Zapewne wielu doświadczonych graczy pamięta, jak na lekcjach informatyki odpalało się Deluxe Ski Jumping i „grało w Małysza”. Podobne wrażenia mogła zapewnić młodszym fanom gra Ski Jumping World Cup, która niedawno zadebiutowała – wygląda jednak na to, że jeden poważny problem skutecznie ją przekreśli w oczach wielbicieli skoków narciarskich.

Do tej pory produkcję studia Storm Trident oceniło raptem kilkunastu użytkowników Steama. Co jednak znamienne, większość z nich w wystawionych recenzjach zwraca uwagę na kłopoty z fizyką, które uprzykrzają zabawę. O elemencie tym mówią zarówno osoby dające „pozytywy”, jak i mniej liczne „negatywy”.

Niestety, fizyka pozostawia dużo do życzenia, zarówno fizyka lotu jak i postaci na minus.
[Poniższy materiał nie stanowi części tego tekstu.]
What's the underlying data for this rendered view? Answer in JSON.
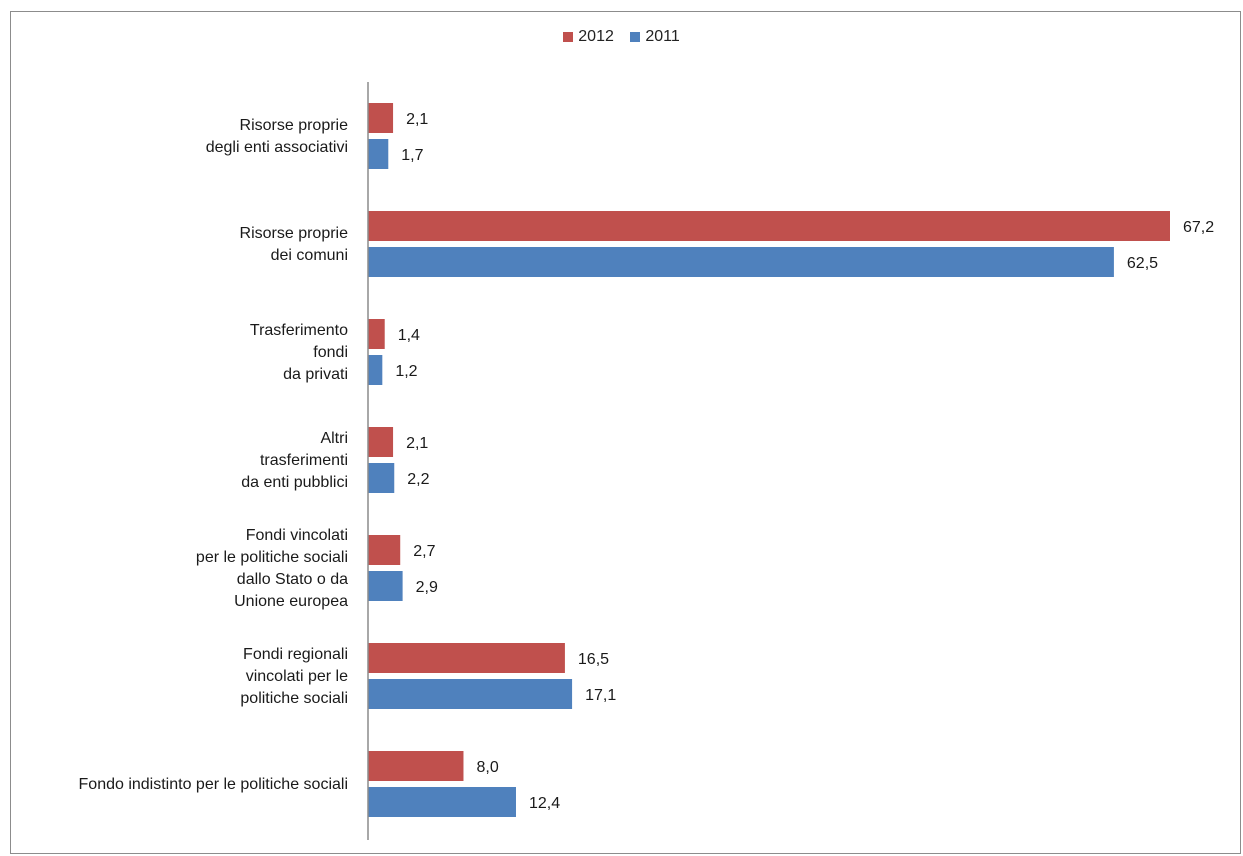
{
  "chart_data": {
    "type": "bar",
    "orientation": "horizontal",
    "categories": [
      [
        "Risorse proprie",
        "degli enti associativi"
      ],
      [
        "Risorse proprie",
        "dei comuni"
      ],
      [
        "Trasferimento",
        "fondi",
        "da privati"
      ],
      [
        "Altri",
        "trasferimenti",
        "da enti pubblici"
      ],
      [
        "Fondi vincolati",
        "per le politiche sociali",
        "dallo Stato o da",
        "Unione europea"
      ],
      [
        "Fondi regionali",
        "vincolati per le",
        "politiche sociali"
      ],
      [
        "Fondo indistinto per le politiche sociali"
      ]
    ],
    "series": [
      {
        "name": "2012",
        "color": "#c0504d",
        "values": [
          2.1,
          67.2,
          1.4,
          2.1,
          2.7,
          16.5,
          8.0
        ],
        "labels": [
          "2,1",
          "67,2",
          "1,4",
          "2,1",
          "2,7",
          "16,5",
          "8,0"
        ]
      },
      {
        "name": "2011",
        "color": "#4f81bd",
        "values": [
          1.7,
          62.5,
          1.2,
          2.2,
          2.9,
          17.1,
          12.4
        ],
        "labels": [
          "1,7",
          "62,5",
          "1,2",
          "2,2",
          "2,9",
          "17,1",
          "12,4"
        ]
      }
    ],
    "xlim": [
      0,
      70
    ],
    "legend_position": "top-center",
    "grid": false
  }
}
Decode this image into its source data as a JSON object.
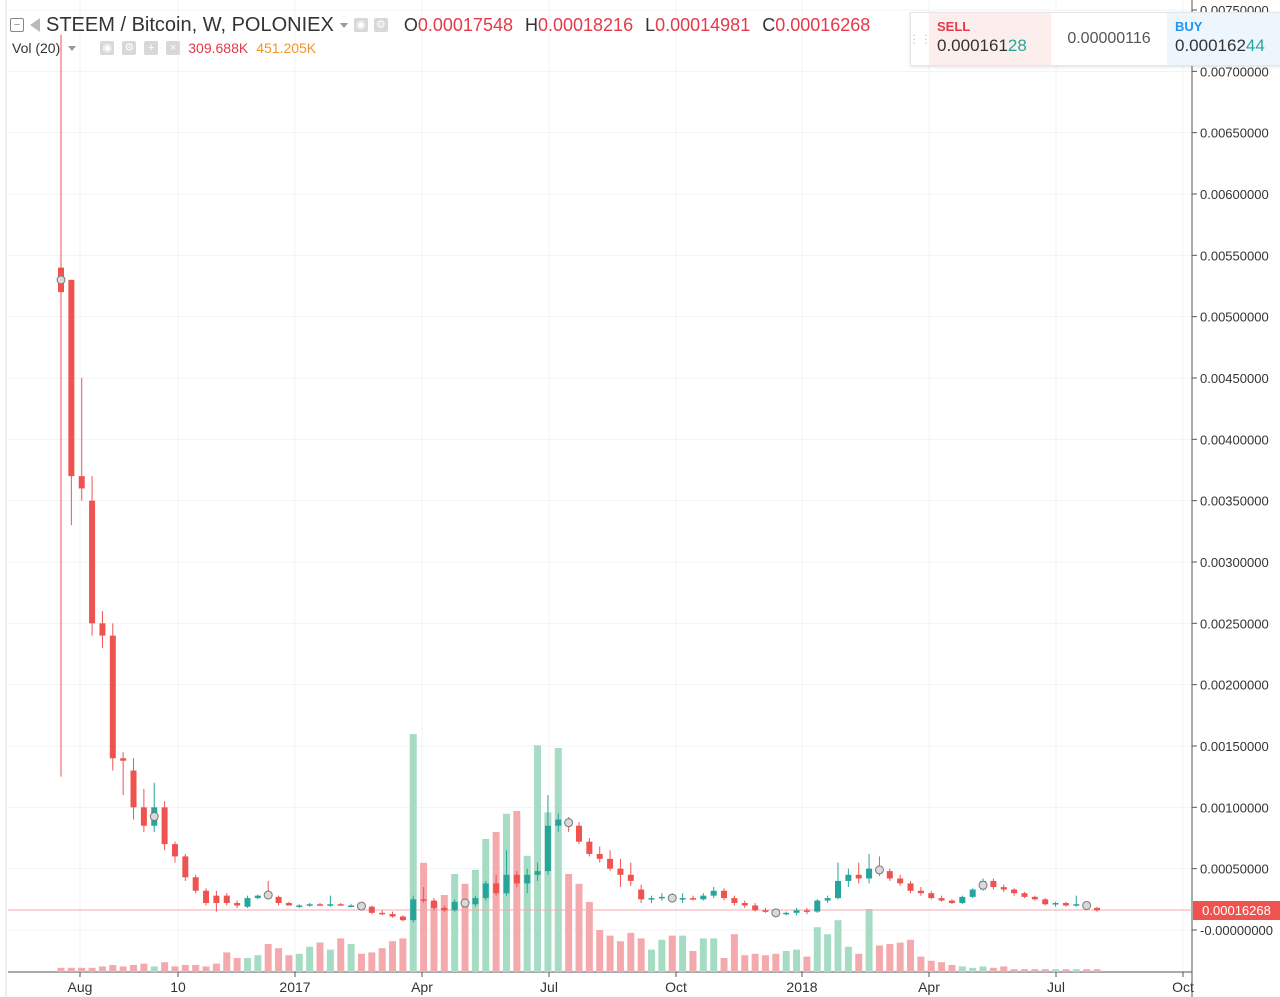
{
  "header": {
    "symbol": "STEEM / Bitcoin, W, POLONIEX",
    "open_label": "O",
    "open": "0.00017548",
    "high_label": "H",
    "high": "0.00018216",
    "low_label": "L",
    "low": "0.00014981",
    "close_label": "C",
    "close": "0.00016268"
  },
  "volume_legend": {
    "label": "Vol (20)",
    "value": "309.688K",
    "ma": "451.205K"
  },
  "trade_panel": {
    "sell_label": "SELL",
    "sell_price_main": "0.000161",
    "sell_price_hl": "28",
    "spread": "0.00000116",
    "buy_label": "BUY",
    "buy_price_main": "0.000162",
    "buy_price_hl": "44"
  },
  "last_price_tag": "0.00016268",
  "colors": {
    "up": "#26a69a",
    "down": "#ef5350",
    "up_vol": "#a7dcc4",
    "down_vol": "#f4a9ad",
    "ma_line": "#f5a25d",
    "text_red": "#e5394a",
    "text_orange": "#f0972a"
  },
  "chart_data": {
    "type": "candlestick",
    "title": "STEEM / Bitcoin, W, POLONIEX",
    "x_ticks": [
      "Aug",
      "10",
      "2017",
      "Apr",
      "Jul",
      "Oct",
      "2018",
      "Apr",
      "Jul",
      "Oct"
    ],
    "y_ticks": [
      "0.00750000",
      "0.00700000",
      "0.00650000",
      "0.00600000",
      "0.00550000",
      "0.00500000",
      "0.00450000",
      "0.00400000",
      "0.00350000",
      "0.00300000",
      "0.00250000",
      "0.00200000",
      "0.00150000",
      "0.00100000",
      "0.00050000",
      "-0.00000000"
    ],
    "ylim": [
      -0.0003,
      0.0075
    ],
    "bars": [
      {
        "o": 0.0054,
        "h": 0.0073,
        "l": 0.00125,
        "c": 0.0052
      },
      {
        "o": 0.0053,
        "h": 0.0053,
        "l": 0.0033,
        "c": 0.0037
      },
      {
        "o": 0.0037,
        "h": 0.0045,
        "l": 0.0035,
        "c": 0.0036
      },
      {
        "o": 0.0035,
        "h": 0.0037,
        "l": 0.0024,
        "c": 0.0025
      },
      {
        "o": 0.0025,
        "h": 0.0026,
        "l": 0.0023,
        "c": 0.0024
      },
      {
        "o": 0.0024,
        "h": 0.0025,
        "l": 0.0013,
        "c": 0.0014
      },
      {
        "o": 0.0014,
        "h": 0.00145,
        "l": 0.0011,
        "c": 0.00138
      },
      {
        "o": 0.0013,
        "h": 0.0014,
        "l": 0.0009,
        "c": 0.001
      },
      {
        "o": 0.001,
        "h": 0.00115,
        "l": 0.0008,
        "c": 0.00085
      },
      {
        "o": 0.00085,
        "h": 0.0012,
        "l": 0.0008,
        "c": 0.001
      },
      {
        "o": 0.001,
        "h": 0.00105,
        "l": 0.00065,
        "c": 0.0007
      },
      {
        "o": 0.0007,
        "h": 0.00072,
        "l": 0.00055,
        "c": 0.0006
      },
      {
        "o": 0.0006,
        "h": 0.00062,
        "l": 0.0004,
        "c": 0.00043
      },
      {
        "o": 0.00043,
        "h": 0.00045,
        "l": 0.0003,
        "c": 0.00032
      },
      {
        "o": 0.00032,
        "h": 0.00034,
        "l": 0.0002,
        "c": 0.00022
      },
      {
        "o": 0.00028,
        "h": 0.00032,
        "l": 0.00015,
        "c": 0.00022
      },
      {
        "o": 0.00028,
        "h": 0.0003,
        "l": 0.0002,
        "c": 0.00022
      },
      {
        "o": 0.00022,
        "h": 0.00024,
        "l": 0.00018,
        "c": 0.0002
      },
      {
        "o": 0.00019,
        "h": 0.00028,
        "l": 0.00018,
        "c": 0.00026
      },
      {
        "o": 0.00026,
        "h": 0.00029,
        "l": 0.00025,
        "c": 0.00028
      },
      {
        "o": 0.0003,
        "h": 0.0004,
        "l": 0.00026,
        "c": 0.00027
      },
      {
        "o": 0.00027,
        "h": 0.00028,
        "l": 0.0002,
        "c": 0.00022
      },
      {
        "o": 0.00022,
        "h": 0.00023,
        "l": 0.0002,
        "c": 0.0002
      },
      {
        "o": 0.0002,
        "h": 0.00021,
        "l": 0.00018,
        "c": 0.0002
      },
      {
        "o": 0.0002,
        "h": 0.00022,
        "l": 0.00019,
        "c": 0.00021
      },
      {
        "o": 0.00021,
        "h": 0.00022,
        "l": 0.0002,
        "c": 0.0002
      },
      {
        "o": 0.0002,
        "h": 0.00028,
        "l": 0.00019,
        "c": 0.00021
      },
      {
        "o": 0.00021,
        "h": 0.00022,
        "l": 0.0002,
        "c": 0.0002
      },
      {
        "o": 0.0002,
        "h": 0.00021,
        "l": 0.00019,
        "c": 0.0002
      },
      {
        "o": 0.0002,
        "h": 0.00021,
        "l": 0.00018,
        "c": 0.00019
      },
      {
        "o": 0.00019,
        "h": 0.0002,
        "l": 0.00013,
        "c": 0.00014
      },
      {
        "o": 0.00014,
        "h": 0.00016,
        "l": 0.00012,
        "c": 0.00013
      },
      {
        "o": 0.00013,
        "h": 0.00015,
        "l": 0.0001,
        "c": 0.00011
      },
      {
        "o": 0.00011,
        "h": 0.00012,
        "l": 7e-05,
        "c": 8e-05
      },
      {
        "o": 8e-05,
        "h": 0.00028,
        "l": 6e-05,
        "c": 0.00025
      },
      {
        "o": 0.00025,
        "h": 0.00035,
        "l": 0.00022,
        "c": 0.00024
      },
      {
        "o": 0.00024,
        "h": 0.00026,
        "l": 0.00016,
        "c": 0.00018
      },
      {
        "o": 0.00018,
        "h": 0.0002,
        "l": 0.00015,
        "c": 0.00016
      },
      {
        "o": 0.00016,
        "h": 0.00025,
        "l": 0.00015,
        "c": 0.00023
      },
      {
        "o": 0.00023,
        "h": 0.00025,
        "l": 0.00019,
        "c": 0.00021
      },
      {
        "o": 0.00021,
        "h": 0.00028,
        "l": 0.00019,
        "c": 0.00026
      },
      {
        "o": 0.00026,
        "h": 0.0004,
        "l": 0.00024,
        "c": 0.00038
      },
      {
        "o": 0.00038,
        "h": 0.00045,
        "l": 0.00028,
        "c": 0.0003
      },
      {
        "o": 0.0003,
        "h": 0.00065,
        "l": 0.00028,
        "c": 0.00045
      },
      {
        "o": 0.00045,
        "h": 0.00048,
        "l": 0.00035,
        "c": 0.00038
      },
      {
        "o": 0.00038,
        "h": 0.0005,
        "l": 0.0003,
        "c": 0.00045
      },
      {
        "o": 0.00045,
        "h": 0.00055,
        "l": 0.0004,
        "c": 0.00048
      },
      {
        "o": 0.00048,
        "h": 0.0011,
        "l": 0.00045,
        "c": 0.00085
      },
      {
        "o": 0.00085,
        "h": 0.00095,
        "l": 0.0008,
        "c": 0.0009
      },
      {
        "o": 0.0009,
        "h": 0.00092,
        "l": 0.0008,
        "c": 0.00085
      },
      {
        "o": 0.00085,
        "h": 0.00088,
        "l": 0.0007,
        "c": 0.00072
      },
      {
        "o": 0.00072,
        "h": 0.00075,
        "l": 0.0006,
        "c": 0.00062
      },
      {
        "o": 0.00062,
        "h": 0.00068,
        "l": 0.00055,
        "c": 0.00058
      },
      {
        "o": 0.00058,
        "h": 0.00065,
        "l": 0.00048,
        "c": 0.0005
      },
      {
        "o": 0.0005,
        "h": 0.00058,
        "l": 0.00035,
        "c": 0.00045
      },
      {
        "o": 0.00045,
        "h": 0.00055,
        "l": 0.00036,
        "c": 0.0004
      },
      {
        "o": 0.00033,
        "h": 0.00037,
        "l": 0.00022,
        "c": 0.00025
      },
      {
        "o": 0.00025,
        "h": 0.00028,
        "l": 0.00022,
        "c": 0.00026
      },
      {
        "o": 0.00026,
        "h": 0.0003,
        "l": 0.00024,
        "c": 0.00027
      },
      {
        "o": 0.00027,
        "h": 0.0003,
        "l": 0.00024,
        "c": 0.00025
      },
      {
        "o": 0.00025,
        "h": 0.0003,
        "l": 0.00022,
        "c": 0.00026
      },
      {
        "o": 0.00026,
        "h": 0.00028,
        "l": 0.00024,
        "c": 0.00025
      },
      {
        "o": 0.00025,
        "h": 0.0003,
        "l": 0.00024,
        "c": 0.00028
      },
      {
        "o": 0.00028,
        "h": 0.00035,
        "l": 0.00026,
        "c": 0.00032
      },
      {
        "o": 0.00032,
        "h": 0.00034,
        "l": 0.00024,
        "c": 0.00026
      },
      {
        "o": 0.00026,
        "h": 0.00028,
        "l": 0.0002,
        "c": 0.00022
      },
      {
        "o": 0.00022,
        "h": 0.00024,
        "l": 0.00018,
        "c": 0.0002
      },
      {
        "o": 0.0002,
        "h": 0.00022,
        "l": 0.00015,
        "c": 0.00016
      },
      {
        "o": 0.00016,
        "h": 0.00018,
        "l": 0.00014,
        "c": 0.00015
      },
      {
        "o": 0.00015,
        "h": 0.00016,
        "l": 0.00012,
        "c": 0.00013
      },
      {
        "o": 0.00013,
        "h": 0.00015,
        "l": 0.00012,
        "c": 0.00014
      },
      {
        "o": 0.00014,
        "h": 0.00018,
        "l": 0.00012,
        "c": 0.00016
      },
      {
        "o": 0.00016,
        "h": 0.00018,
        "l": 0.00013,
        "c": 0.00015
      },
      {
        "o": 0.00015,
        "h": 0.00025,
        "l": 0.00014,
        "c": 0.00024
      },
      {
        "o": 0.00024,
        "h": 0.00028,
        "l": 0.00022,
        "c": 0.00026
      },
      {
        "o": 0.00026,
        "h": 0.00055,
        "l": 0.00025,
        "c": 0.0004
      },
      {
        "o": 0.0004,
        "h": 0.0005,
        "l": 0.00035,
        "c": 0.00045
      },
      {
        "o": 0.00045,
        "h": 0.00055,
        "l": 0.00038,
        "c": 0.00042
      },
      {
        "o": 0.00042,
        "h": 0.00062,
        "l": 0.00038,
        "c": 0.0005
      },
      {
        "o": 0.0005,
        "h": 0.0006,
        "l": 0.00044,
        "c": 0.00048
      },
      {
        "o": 0.00048,
        "h": 0.0005,
        "l": 0.0004,
        "c": 0.00042
      },
      {
        "o": 0.00042,
        "h": 0.00045,
        "l": 0.00036,
        "c": 0.00038
      },
      {
        "o": 0.00038,
        "h": 0.0004,
        "l": 0.0003,
        "c": 0.00032
      },
      {
        "o": 0.00032,
        "h": 0.00035,
        "l": 0.00028,
        "c": 0.0003
      },
      {
        "o": 0.0003,
        "h": 0.00032,
        "l": 0.00025,
        "c": 0.00026
      },
      {
        "o": 0.00026,
        "h": 0.00028,
        "l": 0.00023,
        "c": 0.00024
      },
      {
        "o": 0.00024,
        "h": 0.00025,
        "l": 0.00021,
        "c": 0.00022
      },
      {
        "o": 0.00022,
        "h": 0.00028,
        "l": 0.00021,
        "c": 0.00027
      },
      {
        "o": 0.00027,
        "h": 0.00034,
        "l": 0.00026,
        "c": 0.00033
      },
      {
        "o": 0.00033,
        "h": 0.00042,
        "l": 0.00032,
        "c": 0.0004
      },
      {
        "o": 0.0004,
        "h": 0.00042,
        "l": 0.00033,
        "c": 0.00035
      },
      {
        "o": 0.00035,
        "h": 0.00037,
        "l": 0.00031,
        "c": 0.00033
      },
      {
        "o": 0.00033,
        "h": 0.00034,
        "l": 0.00028,
        "c": 0.0003
      },
      {
        "o": 0.0003,
        "h": 0.00031,
        "l": 0.00026,
        "c": 0.00027
      },
      {
        "o": 0.00027,
        "h": 0.00028,
        "l": 0.00024,
        "c": 0.00025
      },
      {
        "o": 0.00025,
        "h": 0.00026,
        "l": 0.0002,
        "c": 0.00021
      },
      {
        "o": 0.00021,
        "h": 0.00023,
        "l": 0.00019,
        "c": 0.00022
      },
      {
        "o": 0.00022,
        "h": 0.00023,
        "l": 0.00019,
        "c": 0.0002
      },
      {
        "o": 0.0002,
        "h": 0.00028,
        "l": 0.00019,
        "c": 0.00021
      },
      {
        "o": 0.00021,
        "h": 0.00022,
        "l": 0.00018,
        "c": 0.00019
      },
      {
        "o": 0.00018,
        "h": 0.00019,
        "l": 0.00015,
        "c": 0.00016
      }
    ],
    "volume_ma": [],
    "last_price": 0.00016268
  }
}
Na ten moment w odczuciu bardziej jakaś mobilka niż pełnoprawna gra.

Źle nie jest, ale fizyka i animacje wybicia i lądowania jakby przerywane, niepłynne jak w grze mobilnej.

Minęło 14 lat od wydania DSJ 4, a twórcom wciąż nie udało się odtworzyć fizyki skoków na tak wysokim poziomie… to wiele mówi.
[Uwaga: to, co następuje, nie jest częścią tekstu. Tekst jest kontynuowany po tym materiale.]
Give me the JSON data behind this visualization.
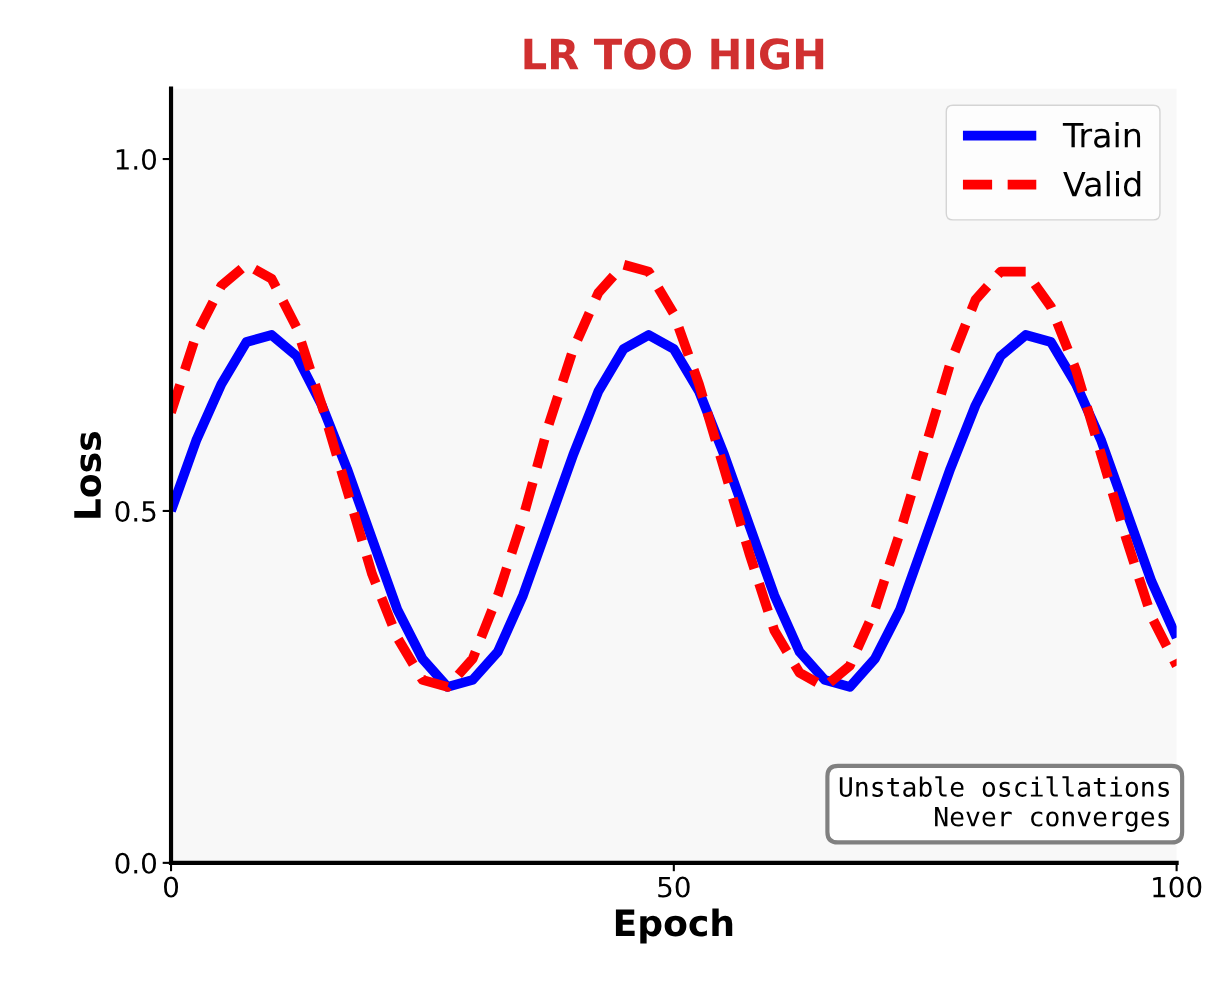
{
  "chart_data": {
    "type": "line",
    "title": "LR TOO HIGH",
    "xlabel": "Epoch",
    "ylabel": "Loss",
    "x": [
      0,
      2.5,
      5,
      7.5,
      10,
      12.5,
      15,
      17.5,
      20,
      22.5,
      25,
      27.5,
      30,
      32.5,
      35,
      37.5,
      40,
      42.5,
      45,
      47.5,
      50,
      52.5,
      55,
      57.5,
      60,
      62.5,
      65,
      67.5,
      70,
      72.5,
      75,
      77.5,
      80,
      82.5,
      85,
      87.5,
      90,
      92.5,
      95,
      97.5,
      100
    ],
    "series": [
      {
        "name": "Train",
        "color": "#0000ff",
        "line_style": "solid",
        "values": [
          0.5,
          0.6,
          0.68,
          0.74,
          0.75,
          0.72,
          0.65,
          0.56,
          0.46,
          0.36,
          0.29,
          0.25,
          0.26,
          0.3,
          0.38,
          0.48,
          0.58,
          0.67,
          0.73,
          0.75,
          0.73,
          0.67,
          0.58,
          0.48,
          0.38,
          0.3,
          0.26,
          0.25,
          0.29,
          0.36,
          0.46,
          0.56,
          0.65,
          0.72,
          0.75,
          0.74,
          0.68,
          0.6,
          0.5,
          0.4,
          0.32
        ]
      },
      {
        "name": "Valid",
        "color": "#ff0000",
        "line_style": "dashed",
        "values": [
          0.64,
          0.75,
          0.82,
          0.85,
          0.83,
          0.76,
          0.65,
          0.53,
          0.41,
          0.32,
          0.26,
          0.25,
          0.29,
          0.38,
          0.49,
          0.62,
          0.73,
          0.81,
          0.85,
          0.84,
          0.78,
          0.68,
          0.56,
          0.44,
          0.33,
          0.27,
          0.25,
          0.28,
          0.36,
          0.47,
          0.59,
          0.71,
          0.8,
          0.84,
          0.84,
          0.79,
          0.7,
          0.58,
          0.46,
          0.35,
          0.28
        ]
      }
    ],
    "xlim": [
      0,
      100
    ],
    "ylim": [
      0,
      1.1
    ],
    "xticks": [
      0,
      50,
      100
    ],
    "yticks": [
      {
        "value": 0,
        "label": "0.0"
      },
      {
        "value": 0.5,
        "label": "0.5"
      },
      {
        "value": 1.0,
        "label": "1.0"
      }
    ],
    "annotations": [
      "Unstable oscillations\nNever converges"
    ],
    "legend": "top right",
    "grid": false,
    "marker": "none"
  }
}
Fizyka jest trochę dziwna, tłum został porwany przez zimowe wiatry.

Jeśli twórcy nie wyeliminują owego problemu, młodsi fani Kacpra Tomasiaka, który zadebiutował kilka dni temu w Pucharze Świata, nie będą mieli własnego Deluxe Ski Jumping, w którym starsi gracze mogli „wcielać się” w wielokrotnie triumfującego Adama Małysza, znanego też jako Orzeł z Wisły.